TITLE: Unraveling risks in stochastic models: The “known unknowns” and “unknown unknowns”

ABSTRACT:

Events that model risk are typically characterised by rare occurrences. While designing engineering and financial systems, we want to keep the probability of their failure to be low. This necessitates the study of rare events that represent risk in stochastic models commonly used in operations research and financial engineering. In this talk, we first consider one of the classical models in stochastic operations research, namely, many server queues, and discuss how large delays happen in the presence of heavy-tailed jobs. We shall discuss in depth the two types of effects that dominate the tail asymptotics across various loading regimes.
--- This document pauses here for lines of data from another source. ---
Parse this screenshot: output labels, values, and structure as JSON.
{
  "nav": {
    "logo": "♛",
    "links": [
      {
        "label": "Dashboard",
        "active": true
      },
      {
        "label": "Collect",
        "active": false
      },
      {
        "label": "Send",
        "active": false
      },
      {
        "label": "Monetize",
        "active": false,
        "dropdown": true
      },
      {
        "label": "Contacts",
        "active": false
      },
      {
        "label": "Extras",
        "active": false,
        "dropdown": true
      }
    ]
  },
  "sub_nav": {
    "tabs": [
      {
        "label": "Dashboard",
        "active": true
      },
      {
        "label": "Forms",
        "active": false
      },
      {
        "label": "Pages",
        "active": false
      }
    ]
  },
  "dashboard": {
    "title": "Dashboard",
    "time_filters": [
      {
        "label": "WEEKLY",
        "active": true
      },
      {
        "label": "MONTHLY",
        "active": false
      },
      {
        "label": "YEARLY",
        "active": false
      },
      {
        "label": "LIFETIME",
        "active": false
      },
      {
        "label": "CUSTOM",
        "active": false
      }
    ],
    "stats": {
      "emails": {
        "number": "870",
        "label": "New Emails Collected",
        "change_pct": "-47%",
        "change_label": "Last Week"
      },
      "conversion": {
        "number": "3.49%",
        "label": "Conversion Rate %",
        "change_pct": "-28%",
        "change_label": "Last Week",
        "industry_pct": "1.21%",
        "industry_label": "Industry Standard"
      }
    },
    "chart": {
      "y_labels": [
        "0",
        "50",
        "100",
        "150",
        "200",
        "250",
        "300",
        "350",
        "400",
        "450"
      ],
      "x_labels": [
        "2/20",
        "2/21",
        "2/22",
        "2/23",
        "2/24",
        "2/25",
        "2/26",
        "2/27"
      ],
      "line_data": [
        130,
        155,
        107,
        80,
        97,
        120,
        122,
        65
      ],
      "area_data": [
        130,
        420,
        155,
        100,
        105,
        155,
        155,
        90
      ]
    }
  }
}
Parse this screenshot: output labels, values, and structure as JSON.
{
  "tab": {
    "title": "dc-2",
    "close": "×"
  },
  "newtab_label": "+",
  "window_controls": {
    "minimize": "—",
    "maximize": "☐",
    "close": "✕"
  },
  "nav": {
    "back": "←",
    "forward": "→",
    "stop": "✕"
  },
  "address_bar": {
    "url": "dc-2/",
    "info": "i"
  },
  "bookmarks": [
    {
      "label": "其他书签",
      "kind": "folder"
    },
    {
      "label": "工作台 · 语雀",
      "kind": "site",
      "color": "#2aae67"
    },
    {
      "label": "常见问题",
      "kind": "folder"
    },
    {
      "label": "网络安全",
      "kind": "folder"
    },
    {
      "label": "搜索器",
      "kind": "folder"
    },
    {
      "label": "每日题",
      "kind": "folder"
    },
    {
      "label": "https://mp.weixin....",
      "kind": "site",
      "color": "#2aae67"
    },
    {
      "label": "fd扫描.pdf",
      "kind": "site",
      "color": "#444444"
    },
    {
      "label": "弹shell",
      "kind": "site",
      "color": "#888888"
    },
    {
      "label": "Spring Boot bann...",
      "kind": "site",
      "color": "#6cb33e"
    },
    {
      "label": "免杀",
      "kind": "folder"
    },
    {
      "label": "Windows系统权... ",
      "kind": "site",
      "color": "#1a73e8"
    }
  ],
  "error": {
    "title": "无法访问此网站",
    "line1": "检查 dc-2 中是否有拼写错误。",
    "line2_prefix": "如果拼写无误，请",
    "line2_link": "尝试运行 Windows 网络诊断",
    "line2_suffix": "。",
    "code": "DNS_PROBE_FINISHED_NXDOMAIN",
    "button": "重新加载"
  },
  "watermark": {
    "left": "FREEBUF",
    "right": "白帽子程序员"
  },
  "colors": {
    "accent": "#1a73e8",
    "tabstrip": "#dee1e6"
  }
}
While the quantitative distinction between these two manifests itself only in the slowly varying components in a half-loaded two server queue, we shall see that the two effects arise from qualitatively very different phenomena (arrival of one extremely big job (or) two big jobs). This type of classical large deviation analysis accounts for the type of risk fully represented by the model, commonly referred as “known unknowns”. However, there is an alternate type of risk posed by mis-specifying a model, also referred as “model risk” or “unknown unknowns”. In the second part of the talk, we quickly see how new tools, built on the foundations of mass transportation theory, help us address model risk.

 

Bio: Karthyek Murthy is a post-doctoral research scientist in the Department of Industrial Engineering & Operations Research at Columbia University. He completed his PhD at Tata Institute of Fundamental Research, Mumbai, where his PhD work on rare events was awarded with best PhD dissertation award for the year 2015. His research interests lie broadly in applied probability & stochastic processes, with special emphasis on models that arise in operations research, insurance and mathematical finance. Building on his PhD work on rare events, he has been recently investigating stochastic modeling techniques that are robust to model risk. His works have been recognized with IBM International PhD fellowship and TCS Research fellowships.